The government can’t intervene on the currency “too aggressively because it could affect inflation,” he told reporters in Brasilia today.
President Dilma Rousseff has condemned the loose monetary policy of the U.S. and Europe, saying in a speech in Germany on March 5 that it was forcing a “monetary tsunami” on Brazil. European and U.S. investors seeking higher returns have been buying Brazilian bonds.

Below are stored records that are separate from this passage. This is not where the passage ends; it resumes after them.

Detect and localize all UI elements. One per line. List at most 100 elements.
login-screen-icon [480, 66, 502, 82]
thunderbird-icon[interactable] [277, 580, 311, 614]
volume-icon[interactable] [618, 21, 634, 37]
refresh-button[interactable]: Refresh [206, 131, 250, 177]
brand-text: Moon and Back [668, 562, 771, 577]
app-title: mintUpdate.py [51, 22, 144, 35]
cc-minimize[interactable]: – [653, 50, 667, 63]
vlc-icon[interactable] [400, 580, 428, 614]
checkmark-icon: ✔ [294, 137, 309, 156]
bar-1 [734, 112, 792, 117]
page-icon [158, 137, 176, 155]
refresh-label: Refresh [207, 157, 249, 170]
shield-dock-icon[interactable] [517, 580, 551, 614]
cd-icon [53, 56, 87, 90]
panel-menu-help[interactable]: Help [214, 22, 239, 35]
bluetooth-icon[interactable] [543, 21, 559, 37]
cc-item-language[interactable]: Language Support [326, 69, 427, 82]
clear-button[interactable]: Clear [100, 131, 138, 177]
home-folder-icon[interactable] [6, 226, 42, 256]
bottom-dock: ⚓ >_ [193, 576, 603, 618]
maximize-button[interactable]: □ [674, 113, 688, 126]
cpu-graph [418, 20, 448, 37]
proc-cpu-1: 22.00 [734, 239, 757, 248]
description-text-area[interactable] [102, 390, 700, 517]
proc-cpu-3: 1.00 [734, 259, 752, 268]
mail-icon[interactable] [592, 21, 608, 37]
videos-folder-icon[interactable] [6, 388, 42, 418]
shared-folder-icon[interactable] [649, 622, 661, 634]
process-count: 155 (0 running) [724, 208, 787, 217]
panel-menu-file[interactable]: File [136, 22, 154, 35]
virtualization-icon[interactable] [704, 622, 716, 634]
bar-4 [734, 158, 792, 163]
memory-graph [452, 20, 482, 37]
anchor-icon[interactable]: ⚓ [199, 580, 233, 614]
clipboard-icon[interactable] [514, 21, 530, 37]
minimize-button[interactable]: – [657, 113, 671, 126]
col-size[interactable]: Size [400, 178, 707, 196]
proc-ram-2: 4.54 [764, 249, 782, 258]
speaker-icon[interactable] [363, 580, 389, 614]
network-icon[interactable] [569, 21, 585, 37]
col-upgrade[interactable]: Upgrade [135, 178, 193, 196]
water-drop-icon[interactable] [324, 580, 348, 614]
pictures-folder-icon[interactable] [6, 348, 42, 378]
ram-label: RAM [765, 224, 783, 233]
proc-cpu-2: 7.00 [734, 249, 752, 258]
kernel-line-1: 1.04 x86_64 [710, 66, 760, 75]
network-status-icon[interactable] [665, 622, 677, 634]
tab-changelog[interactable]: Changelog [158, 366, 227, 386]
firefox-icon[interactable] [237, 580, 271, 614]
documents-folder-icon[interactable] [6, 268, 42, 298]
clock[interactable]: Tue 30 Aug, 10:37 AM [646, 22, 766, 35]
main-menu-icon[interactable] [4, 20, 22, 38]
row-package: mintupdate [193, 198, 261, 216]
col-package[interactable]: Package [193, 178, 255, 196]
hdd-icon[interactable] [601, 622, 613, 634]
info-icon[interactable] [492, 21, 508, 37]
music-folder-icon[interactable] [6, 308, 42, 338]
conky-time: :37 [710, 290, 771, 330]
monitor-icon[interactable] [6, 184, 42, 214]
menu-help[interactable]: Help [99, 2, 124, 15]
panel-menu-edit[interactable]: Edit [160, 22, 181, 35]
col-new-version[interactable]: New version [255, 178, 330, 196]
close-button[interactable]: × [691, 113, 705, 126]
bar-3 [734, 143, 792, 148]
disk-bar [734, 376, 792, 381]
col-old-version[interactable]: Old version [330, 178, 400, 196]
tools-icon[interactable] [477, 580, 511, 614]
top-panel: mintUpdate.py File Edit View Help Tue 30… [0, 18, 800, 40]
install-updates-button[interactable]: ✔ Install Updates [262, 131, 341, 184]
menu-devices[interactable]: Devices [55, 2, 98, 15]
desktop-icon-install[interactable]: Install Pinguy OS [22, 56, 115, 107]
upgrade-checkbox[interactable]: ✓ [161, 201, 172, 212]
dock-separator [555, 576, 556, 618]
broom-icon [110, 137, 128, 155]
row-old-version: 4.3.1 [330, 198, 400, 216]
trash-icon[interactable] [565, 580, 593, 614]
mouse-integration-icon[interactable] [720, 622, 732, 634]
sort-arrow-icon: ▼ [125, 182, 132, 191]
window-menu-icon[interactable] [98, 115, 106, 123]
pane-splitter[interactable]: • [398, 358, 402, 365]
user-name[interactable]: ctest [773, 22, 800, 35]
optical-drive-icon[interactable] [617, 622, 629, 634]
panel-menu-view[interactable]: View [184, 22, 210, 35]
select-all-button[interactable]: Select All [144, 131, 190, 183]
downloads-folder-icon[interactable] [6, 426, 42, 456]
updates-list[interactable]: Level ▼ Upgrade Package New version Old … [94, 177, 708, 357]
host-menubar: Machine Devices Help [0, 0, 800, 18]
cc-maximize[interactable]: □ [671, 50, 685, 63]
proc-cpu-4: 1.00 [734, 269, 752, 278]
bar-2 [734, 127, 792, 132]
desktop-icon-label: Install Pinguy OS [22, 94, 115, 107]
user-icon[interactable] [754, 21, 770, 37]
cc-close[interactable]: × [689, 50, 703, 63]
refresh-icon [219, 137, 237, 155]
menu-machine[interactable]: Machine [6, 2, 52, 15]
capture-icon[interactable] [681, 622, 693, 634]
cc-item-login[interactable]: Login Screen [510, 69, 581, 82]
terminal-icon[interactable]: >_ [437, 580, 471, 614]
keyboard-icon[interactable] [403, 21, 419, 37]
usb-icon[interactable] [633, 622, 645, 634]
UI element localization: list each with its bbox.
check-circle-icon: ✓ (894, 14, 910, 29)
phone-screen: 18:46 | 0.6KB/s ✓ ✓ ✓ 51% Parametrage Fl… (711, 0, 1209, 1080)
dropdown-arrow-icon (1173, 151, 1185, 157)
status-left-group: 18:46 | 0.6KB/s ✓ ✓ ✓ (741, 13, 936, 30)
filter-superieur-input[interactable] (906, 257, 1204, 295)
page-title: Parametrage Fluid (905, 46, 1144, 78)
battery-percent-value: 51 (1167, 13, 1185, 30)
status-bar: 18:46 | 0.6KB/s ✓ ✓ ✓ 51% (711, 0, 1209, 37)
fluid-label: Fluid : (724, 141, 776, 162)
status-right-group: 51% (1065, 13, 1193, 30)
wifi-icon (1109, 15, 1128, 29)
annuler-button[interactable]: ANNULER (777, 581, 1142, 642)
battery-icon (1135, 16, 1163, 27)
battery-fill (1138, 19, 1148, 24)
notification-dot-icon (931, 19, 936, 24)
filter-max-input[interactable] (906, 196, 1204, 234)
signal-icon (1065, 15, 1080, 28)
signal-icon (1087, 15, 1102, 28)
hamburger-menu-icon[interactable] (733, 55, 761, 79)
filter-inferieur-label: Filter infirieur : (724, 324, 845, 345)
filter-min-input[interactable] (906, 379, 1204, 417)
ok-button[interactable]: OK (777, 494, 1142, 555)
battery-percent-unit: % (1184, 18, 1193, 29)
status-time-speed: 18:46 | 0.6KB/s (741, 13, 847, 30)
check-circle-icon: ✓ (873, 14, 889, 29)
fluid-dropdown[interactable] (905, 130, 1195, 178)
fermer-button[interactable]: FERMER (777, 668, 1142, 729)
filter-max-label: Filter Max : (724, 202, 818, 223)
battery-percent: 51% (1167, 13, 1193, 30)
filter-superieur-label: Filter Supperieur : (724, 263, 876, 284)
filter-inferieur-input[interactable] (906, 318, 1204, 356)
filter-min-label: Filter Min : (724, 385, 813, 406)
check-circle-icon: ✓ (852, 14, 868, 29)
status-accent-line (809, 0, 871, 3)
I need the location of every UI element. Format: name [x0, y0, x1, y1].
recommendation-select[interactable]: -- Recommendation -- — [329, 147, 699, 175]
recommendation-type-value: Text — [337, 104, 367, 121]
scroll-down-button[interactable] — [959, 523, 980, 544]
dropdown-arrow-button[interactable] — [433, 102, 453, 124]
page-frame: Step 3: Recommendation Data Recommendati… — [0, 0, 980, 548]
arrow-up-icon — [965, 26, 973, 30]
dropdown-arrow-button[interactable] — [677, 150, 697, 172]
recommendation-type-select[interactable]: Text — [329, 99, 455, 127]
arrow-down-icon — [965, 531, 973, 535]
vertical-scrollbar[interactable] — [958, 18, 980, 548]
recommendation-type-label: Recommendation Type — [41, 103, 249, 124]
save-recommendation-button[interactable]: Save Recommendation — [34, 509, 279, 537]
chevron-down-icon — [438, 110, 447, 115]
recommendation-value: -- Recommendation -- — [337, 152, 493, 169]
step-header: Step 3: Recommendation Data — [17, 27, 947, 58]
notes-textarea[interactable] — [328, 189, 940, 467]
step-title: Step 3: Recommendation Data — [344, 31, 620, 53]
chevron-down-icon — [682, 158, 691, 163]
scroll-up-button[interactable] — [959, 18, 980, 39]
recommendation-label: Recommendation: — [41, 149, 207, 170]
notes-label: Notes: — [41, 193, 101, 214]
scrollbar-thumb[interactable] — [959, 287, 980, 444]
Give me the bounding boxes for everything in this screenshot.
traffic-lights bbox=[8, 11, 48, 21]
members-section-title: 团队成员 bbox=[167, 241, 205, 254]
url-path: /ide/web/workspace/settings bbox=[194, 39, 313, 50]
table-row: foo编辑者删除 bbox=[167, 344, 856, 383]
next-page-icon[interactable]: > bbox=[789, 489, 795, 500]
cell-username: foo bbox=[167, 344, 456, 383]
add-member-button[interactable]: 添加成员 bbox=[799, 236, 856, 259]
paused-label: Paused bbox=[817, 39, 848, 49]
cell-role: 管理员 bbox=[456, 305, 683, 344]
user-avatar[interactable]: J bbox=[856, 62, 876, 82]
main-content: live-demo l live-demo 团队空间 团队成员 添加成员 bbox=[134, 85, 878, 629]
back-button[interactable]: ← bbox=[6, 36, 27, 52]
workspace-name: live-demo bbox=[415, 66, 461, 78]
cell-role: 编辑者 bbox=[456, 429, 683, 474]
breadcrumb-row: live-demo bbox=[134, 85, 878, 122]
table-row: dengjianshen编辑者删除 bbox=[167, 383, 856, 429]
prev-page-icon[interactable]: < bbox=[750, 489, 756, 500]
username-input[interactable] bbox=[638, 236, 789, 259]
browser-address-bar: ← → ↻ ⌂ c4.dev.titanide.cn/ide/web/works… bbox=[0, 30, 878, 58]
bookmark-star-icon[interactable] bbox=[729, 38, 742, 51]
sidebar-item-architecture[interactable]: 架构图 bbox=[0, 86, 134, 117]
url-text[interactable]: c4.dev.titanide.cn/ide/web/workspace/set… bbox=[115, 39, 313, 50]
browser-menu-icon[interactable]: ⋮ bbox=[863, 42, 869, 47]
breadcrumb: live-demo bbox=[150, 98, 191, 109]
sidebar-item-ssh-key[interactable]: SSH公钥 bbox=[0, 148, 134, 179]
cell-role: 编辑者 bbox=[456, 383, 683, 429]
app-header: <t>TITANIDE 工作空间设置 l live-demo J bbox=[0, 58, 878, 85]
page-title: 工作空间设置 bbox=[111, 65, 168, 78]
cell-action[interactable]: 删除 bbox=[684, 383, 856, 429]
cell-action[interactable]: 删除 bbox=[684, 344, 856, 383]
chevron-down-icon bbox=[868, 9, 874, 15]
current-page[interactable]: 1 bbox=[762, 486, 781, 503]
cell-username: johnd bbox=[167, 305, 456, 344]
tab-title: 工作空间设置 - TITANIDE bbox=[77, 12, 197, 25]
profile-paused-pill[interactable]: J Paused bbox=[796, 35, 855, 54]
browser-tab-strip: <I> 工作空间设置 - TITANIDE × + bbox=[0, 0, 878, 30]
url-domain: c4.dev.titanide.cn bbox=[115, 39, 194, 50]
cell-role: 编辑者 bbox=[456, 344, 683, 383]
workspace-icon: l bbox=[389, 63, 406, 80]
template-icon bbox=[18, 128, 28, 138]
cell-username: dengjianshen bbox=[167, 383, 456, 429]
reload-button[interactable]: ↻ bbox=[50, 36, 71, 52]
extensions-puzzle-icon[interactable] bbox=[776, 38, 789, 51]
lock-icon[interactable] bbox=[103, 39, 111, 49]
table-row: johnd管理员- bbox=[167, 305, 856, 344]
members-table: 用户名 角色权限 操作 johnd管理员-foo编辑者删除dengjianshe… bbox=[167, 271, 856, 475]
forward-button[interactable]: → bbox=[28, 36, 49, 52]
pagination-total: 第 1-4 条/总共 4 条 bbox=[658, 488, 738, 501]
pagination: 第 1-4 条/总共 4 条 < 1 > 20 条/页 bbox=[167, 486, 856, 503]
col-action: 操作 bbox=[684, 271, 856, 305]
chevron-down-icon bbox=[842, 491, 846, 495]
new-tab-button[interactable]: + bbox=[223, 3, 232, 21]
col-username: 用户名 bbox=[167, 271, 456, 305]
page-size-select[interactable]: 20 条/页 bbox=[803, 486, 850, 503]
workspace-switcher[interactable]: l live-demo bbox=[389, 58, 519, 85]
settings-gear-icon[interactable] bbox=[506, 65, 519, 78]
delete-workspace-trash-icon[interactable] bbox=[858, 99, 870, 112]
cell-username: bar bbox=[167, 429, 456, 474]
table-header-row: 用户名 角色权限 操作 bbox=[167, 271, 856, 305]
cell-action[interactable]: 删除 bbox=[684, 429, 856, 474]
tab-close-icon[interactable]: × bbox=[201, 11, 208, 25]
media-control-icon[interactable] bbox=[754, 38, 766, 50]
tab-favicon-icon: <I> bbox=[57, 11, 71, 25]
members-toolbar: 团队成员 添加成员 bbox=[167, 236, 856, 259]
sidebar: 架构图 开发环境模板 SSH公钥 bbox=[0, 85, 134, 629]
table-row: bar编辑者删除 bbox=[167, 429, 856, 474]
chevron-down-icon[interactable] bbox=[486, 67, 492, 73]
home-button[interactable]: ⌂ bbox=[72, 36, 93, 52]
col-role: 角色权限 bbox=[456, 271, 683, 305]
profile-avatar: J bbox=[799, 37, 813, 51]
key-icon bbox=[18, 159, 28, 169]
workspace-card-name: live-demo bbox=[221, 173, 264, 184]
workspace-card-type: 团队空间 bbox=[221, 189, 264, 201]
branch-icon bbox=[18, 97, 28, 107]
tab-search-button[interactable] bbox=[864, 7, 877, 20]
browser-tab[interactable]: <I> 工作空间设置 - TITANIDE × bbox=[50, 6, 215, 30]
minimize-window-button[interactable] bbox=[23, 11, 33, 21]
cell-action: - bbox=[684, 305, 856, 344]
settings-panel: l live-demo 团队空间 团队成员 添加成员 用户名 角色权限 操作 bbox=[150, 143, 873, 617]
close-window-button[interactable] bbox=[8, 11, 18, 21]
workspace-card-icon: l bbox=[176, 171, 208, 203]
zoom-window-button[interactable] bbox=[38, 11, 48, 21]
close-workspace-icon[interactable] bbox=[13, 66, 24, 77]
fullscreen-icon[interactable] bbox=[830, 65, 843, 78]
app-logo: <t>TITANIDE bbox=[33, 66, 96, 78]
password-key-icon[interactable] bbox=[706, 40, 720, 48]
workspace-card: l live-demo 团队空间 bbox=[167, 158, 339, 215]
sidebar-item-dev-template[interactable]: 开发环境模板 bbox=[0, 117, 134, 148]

The influx of foreign capital has strengthened the real, which reached a 12-year high against the dollar last year.
The currency was the biggest gainer of 16 major currencies tracked by Bloomberg in the first two months of this year, and the biggest faller this month.
The real declined 0.2 percent to 1.8223 against the U.S. currency as of 11:15 a.m. in Brasilia.
Annual inflation eased to 5.61 percent through mid-March, the slowest pace since 2010. The central bank targets inflation of 4.5 percent, plus or minus two percentage points.
Finance Minister Guido Mantega has said Brazil has an “infinite arsenal” of measures it may use against investors driving up the real.
The government would prefer a Latin American candidate for the post of World Bank president, Pimentel also said today.